Trump Buka Peluang Mobil China Masuk Amerika, Syaratnya Produksi di AS

Trump Buka Peluang Mobil China Masuk Amerika, Syaratnya Produksi di AS

Otomotif | inews | Senin, 14 September 2026 - 23:09
share

JAKARTA, iNews.id - Produsen mobil asal China berpeluang kembali masuk ke pasar otomotif Amerika Serikat (AS) jika bersedia membangun fasilitas produksi dan menciptakan lapangan kerja di Negeri Paman Sam. Pernyataan ini menjadi sinyal baru di tengah ketatnya pembatasan terhadap kendaraan dan teknologi otomotif China di AS.

Produsen mobil China saat ini secara efektif terblokir dari pasar mobil baru AS. Pemerintah sebelumnya telah menerapkan aturan yang membatasi penggunaan perangkat keras dan perangkat lunak kendaraan terhubung yang terkait dengan China dan Rusia.

Selain regulasi teknologi, tarif juga menjadi hambatan besar bagi produsen mobil China yang ingin menjual kendaraannya di AS. Pembatasan tersebut bahkan berpotensi semakin diperketat setelah sebuah komite Senat AS mengesahkan rancangan undang-undang terkait pada Juli lalu.

Meski demikian, sikap Donald Trump terhadap produsen mobil China tidak sepenuhnya baru. Trump sebelumnya telah menyampaikan bahwa dirinya terbuka terhadap kehadiran produsen otomotif China apabila perusahaan tersebut berinvestasi langsung di AS dan menciptakan lapangan pekerjaan bagi masyarakat Amerika.

Pernyataan tersebut muncul ketika kebijakan Washington terhadap industri otomotif China justru memperlihatkan sejumlah sinyal yang beragam.

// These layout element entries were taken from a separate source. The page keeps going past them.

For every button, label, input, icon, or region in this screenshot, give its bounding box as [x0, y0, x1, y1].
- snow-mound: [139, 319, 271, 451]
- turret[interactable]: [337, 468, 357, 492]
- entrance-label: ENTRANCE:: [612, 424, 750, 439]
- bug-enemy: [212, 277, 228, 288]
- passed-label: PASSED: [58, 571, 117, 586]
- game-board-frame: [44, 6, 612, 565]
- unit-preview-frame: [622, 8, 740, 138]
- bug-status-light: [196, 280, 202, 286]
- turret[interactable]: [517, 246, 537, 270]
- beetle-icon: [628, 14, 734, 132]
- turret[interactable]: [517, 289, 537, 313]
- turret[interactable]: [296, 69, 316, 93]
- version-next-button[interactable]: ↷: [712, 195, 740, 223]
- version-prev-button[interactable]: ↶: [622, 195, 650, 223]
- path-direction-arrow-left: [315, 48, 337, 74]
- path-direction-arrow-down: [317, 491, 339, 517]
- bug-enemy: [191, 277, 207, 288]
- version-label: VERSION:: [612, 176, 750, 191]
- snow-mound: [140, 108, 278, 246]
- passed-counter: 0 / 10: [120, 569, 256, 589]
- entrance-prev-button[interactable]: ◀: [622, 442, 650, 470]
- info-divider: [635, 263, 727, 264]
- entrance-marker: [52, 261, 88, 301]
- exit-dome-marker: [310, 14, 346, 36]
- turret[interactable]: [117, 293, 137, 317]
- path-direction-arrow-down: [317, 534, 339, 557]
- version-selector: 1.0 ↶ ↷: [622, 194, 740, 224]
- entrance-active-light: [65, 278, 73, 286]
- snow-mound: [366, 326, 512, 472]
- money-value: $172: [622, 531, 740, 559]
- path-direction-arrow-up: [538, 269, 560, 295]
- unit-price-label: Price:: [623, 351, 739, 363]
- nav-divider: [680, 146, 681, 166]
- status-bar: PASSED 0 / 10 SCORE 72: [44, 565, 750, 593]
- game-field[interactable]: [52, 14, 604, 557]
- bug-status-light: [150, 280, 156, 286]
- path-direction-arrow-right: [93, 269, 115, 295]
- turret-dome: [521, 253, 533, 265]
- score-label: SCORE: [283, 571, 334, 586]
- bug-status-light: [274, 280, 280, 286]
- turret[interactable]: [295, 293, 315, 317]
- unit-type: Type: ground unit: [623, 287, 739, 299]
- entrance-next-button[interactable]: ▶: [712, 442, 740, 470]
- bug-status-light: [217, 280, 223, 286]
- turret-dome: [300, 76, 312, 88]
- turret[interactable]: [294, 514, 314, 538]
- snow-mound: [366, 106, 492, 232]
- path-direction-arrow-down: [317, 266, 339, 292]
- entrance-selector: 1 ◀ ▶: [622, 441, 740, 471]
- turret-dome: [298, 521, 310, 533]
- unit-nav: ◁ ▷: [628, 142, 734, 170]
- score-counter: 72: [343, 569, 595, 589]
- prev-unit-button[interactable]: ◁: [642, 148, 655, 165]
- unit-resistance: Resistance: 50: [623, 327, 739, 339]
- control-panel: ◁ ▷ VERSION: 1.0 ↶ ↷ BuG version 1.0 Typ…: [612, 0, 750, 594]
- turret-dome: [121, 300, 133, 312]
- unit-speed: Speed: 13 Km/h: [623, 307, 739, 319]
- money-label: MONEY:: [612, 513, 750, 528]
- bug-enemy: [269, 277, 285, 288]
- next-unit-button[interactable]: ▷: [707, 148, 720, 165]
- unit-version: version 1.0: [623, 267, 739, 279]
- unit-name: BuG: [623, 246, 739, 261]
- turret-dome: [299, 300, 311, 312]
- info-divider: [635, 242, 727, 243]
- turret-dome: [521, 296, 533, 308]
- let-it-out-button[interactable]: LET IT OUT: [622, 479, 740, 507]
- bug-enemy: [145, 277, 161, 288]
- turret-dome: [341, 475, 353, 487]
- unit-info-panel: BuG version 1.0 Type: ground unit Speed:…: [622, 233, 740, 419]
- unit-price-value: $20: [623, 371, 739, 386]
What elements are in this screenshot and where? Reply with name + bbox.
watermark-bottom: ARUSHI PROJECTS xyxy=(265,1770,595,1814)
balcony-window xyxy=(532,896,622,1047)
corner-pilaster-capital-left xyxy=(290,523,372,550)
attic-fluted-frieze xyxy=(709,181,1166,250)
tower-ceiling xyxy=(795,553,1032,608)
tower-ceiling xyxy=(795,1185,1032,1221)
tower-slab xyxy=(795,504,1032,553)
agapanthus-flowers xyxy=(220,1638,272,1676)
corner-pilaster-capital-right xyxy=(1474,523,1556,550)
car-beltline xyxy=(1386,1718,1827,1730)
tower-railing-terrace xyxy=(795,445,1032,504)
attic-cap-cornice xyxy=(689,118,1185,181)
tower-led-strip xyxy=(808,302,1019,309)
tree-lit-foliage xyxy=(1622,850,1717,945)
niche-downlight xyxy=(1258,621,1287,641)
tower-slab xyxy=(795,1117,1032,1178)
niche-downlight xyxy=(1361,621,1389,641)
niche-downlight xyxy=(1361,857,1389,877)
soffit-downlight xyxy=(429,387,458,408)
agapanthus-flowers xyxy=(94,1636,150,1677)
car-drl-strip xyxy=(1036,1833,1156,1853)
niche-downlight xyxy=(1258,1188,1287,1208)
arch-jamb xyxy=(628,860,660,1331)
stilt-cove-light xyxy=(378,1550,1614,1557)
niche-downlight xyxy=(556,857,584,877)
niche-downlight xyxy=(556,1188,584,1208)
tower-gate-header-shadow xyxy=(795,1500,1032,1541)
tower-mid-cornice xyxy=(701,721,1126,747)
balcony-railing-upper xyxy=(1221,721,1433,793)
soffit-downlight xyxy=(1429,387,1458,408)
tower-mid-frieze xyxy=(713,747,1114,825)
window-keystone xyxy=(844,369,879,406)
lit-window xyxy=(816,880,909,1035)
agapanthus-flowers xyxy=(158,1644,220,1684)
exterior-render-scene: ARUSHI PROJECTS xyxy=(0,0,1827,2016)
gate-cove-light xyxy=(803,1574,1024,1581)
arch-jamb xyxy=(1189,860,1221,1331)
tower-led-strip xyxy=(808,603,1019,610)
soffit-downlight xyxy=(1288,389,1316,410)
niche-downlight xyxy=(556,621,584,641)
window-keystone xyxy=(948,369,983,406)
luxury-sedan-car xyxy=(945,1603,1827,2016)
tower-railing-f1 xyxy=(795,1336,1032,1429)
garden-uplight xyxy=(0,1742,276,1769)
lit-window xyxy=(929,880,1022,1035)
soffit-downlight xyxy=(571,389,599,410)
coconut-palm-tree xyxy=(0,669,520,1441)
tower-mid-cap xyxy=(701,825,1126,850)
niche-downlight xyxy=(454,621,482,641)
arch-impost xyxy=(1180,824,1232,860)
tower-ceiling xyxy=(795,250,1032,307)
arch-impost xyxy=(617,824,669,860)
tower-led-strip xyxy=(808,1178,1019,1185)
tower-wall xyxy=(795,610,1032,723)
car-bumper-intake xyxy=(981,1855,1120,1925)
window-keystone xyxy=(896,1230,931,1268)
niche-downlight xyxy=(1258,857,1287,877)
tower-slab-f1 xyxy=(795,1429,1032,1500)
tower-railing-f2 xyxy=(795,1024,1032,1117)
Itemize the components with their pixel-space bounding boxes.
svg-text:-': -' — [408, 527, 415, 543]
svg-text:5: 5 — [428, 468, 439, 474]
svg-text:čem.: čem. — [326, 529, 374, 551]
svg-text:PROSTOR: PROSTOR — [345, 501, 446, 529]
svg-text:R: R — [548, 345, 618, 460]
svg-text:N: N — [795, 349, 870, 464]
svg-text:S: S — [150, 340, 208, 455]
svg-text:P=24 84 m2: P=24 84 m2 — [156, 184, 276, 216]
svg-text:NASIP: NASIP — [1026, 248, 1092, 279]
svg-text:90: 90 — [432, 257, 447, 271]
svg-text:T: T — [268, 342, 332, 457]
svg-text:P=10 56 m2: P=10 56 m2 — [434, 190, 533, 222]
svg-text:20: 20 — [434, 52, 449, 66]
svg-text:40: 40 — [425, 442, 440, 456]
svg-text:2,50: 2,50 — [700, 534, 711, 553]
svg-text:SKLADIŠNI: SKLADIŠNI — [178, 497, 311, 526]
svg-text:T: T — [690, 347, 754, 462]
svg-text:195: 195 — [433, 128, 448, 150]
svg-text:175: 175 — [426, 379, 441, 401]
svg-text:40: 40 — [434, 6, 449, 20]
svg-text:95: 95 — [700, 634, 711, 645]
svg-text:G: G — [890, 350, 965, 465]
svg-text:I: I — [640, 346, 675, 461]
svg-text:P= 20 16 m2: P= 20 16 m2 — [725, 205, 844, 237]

Pemerintahan Trump baru-baru ini mengkritik Ford terkait hubungan perusahaan tersebut dengan sejumlah perusahaan China, termasuk raksasa baterai CATL dan Geely. Kritik itu muncul meski Trump pada saat yang sama memuji investasi Ford dalam pengembangan manufaktur di AS.

Di sisi lain, CEO Ford Jim Farley berulang kali memperingatkan ancaman persaingan dari industri otomotif China yang berkembang sangat cepat.

Perkembangan industri otomotif China menjadi perhatian besar bagi produsen kendaraan Amerika. Perusahaan-perusahaan China dinilai mampu mengembangkan kendaraan baru dalam waktu relatif singkat, sekaligus menawarkan teknologi elektrifikasi dan fitur kendaraan pintar dengan harga yang kompetitif.

Dengan kondisi tersebut, peluang produsen China membangun pabrik di AS dapat menjadi jalan tengah bagi pemerintahan Trump. Di satu sisi, investasi dan penciptaan lapangan kerja di dalam negeri dapat didorong. Namun di sisi lain, masuknya produsen China juga berpotensi meningkatkan tekanan kompetitif terhadap produsen otomotif Amerika.

Kebijakan tersebut masih akan sangat bergantung pada aturan perdagangan, keamanan teknologi, serta keputusan pemerintah AS terkait kendaraan dan komponen yang memiliki keterkaitan dengan China.